La señora le sonrió y le dijo:

– Hola, ¿qué tal?

Pero pasó tan deprisa que Elner no pudo preguntarle dónde estaba. Menos mal que estaba bien informada, porque al cabo de unos segundos ¡habría jurado que era Ginger Rogers! Sabía exactamente cuál era el aspecto de Ginger Rogers porque había sido siempre su estrella de cine favorita, y Dixie Cahill, que dirigía la Escuela Dixie Cahill de música y danza de Elmwood Springs, donde Linda había recibido clases de baile, tenía una gran foto de la artista en su estudio. Pero cuanto más pensaba en ello, más cuenta se daba de que, aunque la mujer era el vivo retrato de Ginger Rogers, no podía ser ella. ¿Qué demonios estaría haciendo Ginger Rogers en Kansas City, Misuri? No tenía sentido.
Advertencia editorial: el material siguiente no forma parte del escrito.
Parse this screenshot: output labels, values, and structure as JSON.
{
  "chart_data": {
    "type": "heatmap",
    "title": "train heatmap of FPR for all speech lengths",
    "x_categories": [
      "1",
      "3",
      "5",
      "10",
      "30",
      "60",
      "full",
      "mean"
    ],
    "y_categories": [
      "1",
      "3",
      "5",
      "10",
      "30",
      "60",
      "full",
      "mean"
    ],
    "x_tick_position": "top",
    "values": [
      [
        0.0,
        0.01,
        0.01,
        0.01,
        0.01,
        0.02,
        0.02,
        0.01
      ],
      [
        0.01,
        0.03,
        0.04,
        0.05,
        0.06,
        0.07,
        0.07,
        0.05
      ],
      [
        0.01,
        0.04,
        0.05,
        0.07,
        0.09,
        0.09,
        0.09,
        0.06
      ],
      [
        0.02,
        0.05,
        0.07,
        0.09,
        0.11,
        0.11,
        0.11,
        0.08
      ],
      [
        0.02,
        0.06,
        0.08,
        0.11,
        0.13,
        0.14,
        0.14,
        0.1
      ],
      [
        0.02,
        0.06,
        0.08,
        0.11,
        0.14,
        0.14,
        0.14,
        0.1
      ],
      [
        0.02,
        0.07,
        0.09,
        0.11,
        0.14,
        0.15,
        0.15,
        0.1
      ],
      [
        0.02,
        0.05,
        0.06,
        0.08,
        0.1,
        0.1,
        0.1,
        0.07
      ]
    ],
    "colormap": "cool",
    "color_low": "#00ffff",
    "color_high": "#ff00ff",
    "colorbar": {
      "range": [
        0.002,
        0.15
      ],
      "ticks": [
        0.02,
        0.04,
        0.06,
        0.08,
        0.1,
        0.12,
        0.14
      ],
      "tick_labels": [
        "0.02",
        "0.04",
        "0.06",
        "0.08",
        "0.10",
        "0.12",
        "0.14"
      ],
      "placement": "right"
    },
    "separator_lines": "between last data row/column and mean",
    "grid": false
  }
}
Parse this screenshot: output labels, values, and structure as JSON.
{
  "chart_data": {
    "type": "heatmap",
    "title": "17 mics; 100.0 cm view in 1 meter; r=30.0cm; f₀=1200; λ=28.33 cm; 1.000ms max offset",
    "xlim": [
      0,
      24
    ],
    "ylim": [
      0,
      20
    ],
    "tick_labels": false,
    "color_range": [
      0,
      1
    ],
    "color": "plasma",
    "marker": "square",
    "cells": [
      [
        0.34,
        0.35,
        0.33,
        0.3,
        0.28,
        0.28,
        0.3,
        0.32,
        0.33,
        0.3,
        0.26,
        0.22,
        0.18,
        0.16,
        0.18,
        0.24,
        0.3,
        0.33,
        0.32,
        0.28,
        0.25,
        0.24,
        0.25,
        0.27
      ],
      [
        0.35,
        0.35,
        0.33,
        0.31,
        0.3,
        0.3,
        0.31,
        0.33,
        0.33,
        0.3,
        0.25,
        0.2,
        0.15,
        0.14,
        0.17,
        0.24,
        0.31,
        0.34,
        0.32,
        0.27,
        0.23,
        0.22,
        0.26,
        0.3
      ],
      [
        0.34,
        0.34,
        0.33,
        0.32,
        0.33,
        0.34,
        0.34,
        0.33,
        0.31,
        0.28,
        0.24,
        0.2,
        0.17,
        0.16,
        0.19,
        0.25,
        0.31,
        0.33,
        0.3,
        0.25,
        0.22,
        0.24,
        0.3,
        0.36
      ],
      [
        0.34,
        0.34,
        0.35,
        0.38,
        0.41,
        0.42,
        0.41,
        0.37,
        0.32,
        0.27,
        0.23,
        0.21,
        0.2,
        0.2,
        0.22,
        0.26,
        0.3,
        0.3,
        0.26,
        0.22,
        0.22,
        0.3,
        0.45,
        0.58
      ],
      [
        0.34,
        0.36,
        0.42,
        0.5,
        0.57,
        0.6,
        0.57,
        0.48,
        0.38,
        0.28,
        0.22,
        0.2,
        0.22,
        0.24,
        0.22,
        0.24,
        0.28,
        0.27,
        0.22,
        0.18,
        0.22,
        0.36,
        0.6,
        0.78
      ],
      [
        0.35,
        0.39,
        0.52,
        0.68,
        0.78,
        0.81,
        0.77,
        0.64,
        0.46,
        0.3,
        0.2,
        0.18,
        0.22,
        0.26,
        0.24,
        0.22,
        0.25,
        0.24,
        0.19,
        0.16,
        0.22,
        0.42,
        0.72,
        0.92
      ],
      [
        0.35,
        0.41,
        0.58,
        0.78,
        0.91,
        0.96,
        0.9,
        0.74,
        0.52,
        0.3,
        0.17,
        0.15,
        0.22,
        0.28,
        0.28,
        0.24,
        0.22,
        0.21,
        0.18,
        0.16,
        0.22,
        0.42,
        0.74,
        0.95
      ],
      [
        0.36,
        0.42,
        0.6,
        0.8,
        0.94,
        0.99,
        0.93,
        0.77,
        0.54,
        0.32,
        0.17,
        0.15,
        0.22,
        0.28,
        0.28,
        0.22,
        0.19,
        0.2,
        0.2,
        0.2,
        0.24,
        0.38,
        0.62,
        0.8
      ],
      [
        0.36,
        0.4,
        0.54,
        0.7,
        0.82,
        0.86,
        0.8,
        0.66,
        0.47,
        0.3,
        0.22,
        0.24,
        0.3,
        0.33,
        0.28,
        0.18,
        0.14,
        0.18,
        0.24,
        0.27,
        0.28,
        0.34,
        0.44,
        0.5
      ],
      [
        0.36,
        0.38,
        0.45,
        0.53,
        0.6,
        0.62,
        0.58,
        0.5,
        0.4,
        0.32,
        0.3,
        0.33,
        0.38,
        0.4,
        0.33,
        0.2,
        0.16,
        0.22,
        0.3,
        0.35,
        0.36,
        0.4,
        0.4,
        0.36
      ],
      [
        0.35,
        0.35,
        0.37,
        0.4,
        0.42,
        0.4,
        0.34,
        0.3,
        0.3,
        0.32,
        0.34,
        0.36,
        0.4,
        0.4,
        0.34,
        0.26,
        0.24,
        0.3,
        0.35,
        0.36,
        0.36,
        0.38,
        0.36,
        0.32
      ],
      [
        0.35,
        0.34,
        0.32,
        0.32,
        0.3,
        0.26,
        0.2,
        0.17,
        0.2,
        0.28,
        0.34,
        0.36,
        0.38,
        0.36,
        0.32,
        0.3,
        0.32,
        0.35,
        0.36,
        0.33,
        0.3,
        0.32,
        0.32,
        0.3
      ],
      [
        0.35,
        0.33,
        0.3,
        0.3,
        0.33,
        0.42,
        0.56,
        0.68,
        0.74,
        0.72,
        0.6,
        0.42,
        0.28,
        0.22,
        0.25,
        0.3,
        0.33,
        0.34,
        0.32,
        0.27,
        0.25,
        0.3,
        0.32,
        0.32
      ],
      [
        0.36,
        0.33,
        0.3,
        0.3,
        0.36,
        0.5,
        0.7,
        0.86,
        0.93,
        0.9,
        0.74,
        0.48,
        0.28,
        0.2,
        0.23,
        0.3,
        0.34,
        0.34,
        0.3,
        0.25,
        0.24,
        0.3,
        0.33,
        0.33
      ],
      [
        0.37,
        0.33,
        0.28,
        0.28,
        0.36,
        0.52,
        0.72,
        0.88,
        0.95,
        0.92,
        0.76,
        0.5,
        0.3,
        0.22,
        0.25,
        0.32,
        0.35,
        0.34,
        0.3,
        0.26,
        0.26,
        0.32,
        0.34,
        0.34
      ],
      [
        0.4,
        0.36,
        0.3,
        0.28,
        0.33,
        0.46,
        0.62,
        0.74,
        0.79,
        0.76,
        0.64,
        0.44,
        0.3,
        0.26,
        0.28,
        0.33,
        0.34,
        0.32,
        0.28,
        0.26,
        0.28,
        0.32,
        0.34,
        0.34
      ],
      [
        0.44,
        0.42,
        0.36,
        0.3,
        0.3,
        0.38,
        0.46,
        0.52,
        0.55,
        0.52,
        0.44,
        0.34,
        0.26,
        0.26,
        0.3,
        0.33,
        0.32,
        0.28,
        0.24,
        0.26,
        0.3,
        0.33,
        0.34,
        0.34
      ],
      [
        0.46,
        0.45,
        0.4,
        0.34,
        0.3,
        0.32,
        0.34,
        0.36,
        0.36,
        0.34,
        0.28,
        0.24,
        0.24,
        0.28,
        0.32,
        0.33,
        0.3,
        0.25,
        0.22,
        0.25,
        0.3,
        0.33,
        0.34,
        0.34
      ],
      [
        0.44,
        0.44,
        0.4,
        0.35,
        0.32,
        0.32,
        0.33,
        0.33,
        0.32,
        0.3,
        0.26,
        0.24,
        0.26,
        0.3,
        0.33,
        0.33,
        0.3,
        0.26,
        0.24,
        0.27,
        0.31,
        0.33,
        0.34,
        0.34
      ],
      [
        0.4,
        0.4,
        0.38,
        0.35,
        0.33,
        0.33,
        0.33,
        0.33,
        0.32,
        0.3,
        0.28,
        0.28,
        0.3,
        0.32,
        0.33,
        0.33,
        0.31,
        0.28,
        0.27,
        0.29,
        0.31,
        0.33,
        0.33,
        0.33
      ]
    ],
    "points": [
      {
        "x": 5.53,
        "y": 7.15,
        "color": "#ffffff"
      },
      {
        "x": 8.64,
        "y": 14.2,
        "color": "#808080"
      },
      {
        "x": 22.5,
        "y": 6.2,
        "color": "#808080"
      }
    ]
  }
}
No obstante, de repente recordó que Ginger Rogers era de Misuri, o sea que si no era ella, seguro que era alguna pariente suya.

Elner siguió andando y admirando lo limpios y blancos que estaban los suelos y las paredes de mármol. «Norma debería ver esto -pensó-. Es un edificio con el que se identificaría.» Tan brillante que se podría comer en el suelo, como le gustaba a Norma, si bien para Elner era un misterio por qué alguien querría comer en el suelo. Al cabo de unos minutos empezó a ver un puntito en el extremo del pasillo, y a medida que se fue acercando le alegró comprobar que era una persona, sentada a una mesa frente a una puerta.

– Eh -gritó.

– Eh -contestó la persona.

Cuando llegó al final del pasillo y estuvo lo bastante cerca para ver quién era la persona sentada tras la mesa, no daba crédito a sus ojos. ¡Era nada menos que Ida, su hermana pequeña y madre de Norma! Allí estaba, en carne y hueso, elegante, con sus pieles de zorro, su collar de perlas y sus pendientes.